L’uomo era fuggito dall’Italia dopo la sparatoria avvenuta in località Verna di Umbertide, nei pressi di un locale pubblico. Intorno alle 19.45 del 19 giugno, il 33enne aveva esploso alcuni colpi di pistola contro due connazionali, di 28 e 33 anni, residenti tra Umbertide e Città di Castello. Le vittime, soccorse in gravi condizioni, erano state trasportate in elisoccorso agli ospedali di Città di Castello e Perugia.
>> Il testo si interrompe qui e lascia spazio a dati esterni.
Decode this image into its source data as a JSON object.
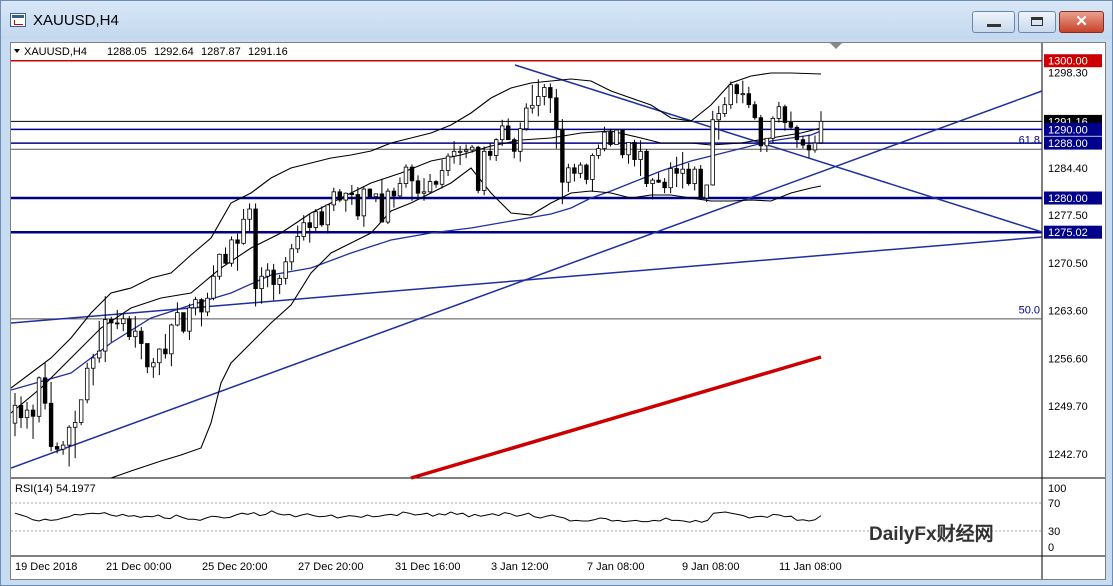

Le indagini condotte dai Carabinieri della Compagnia di Città di Castello e dal Nucleo Investigativo di Perugia avevano consentito, in pochi giorni, di identificare il responsabile. Gli elementi raccolti, ritenuti univoci e concordanti, avevano portato la Procura della Repubblica di Perugia a richiedere una misura cautelare, accolta dal GIP del Tribunale del capoluogo con la disposizione della custodia in carcere. Tuttavia, l’ordinanza non era stata eseguita poiché il ricercato aveva già lasciato il Paese.
Le ricerche internazionali, attivate su mandato dell’autorità giudiziaria, si sono concluse oggi con la notizia della sua morte, avvenuta nel corso di una sparatoria in Albania.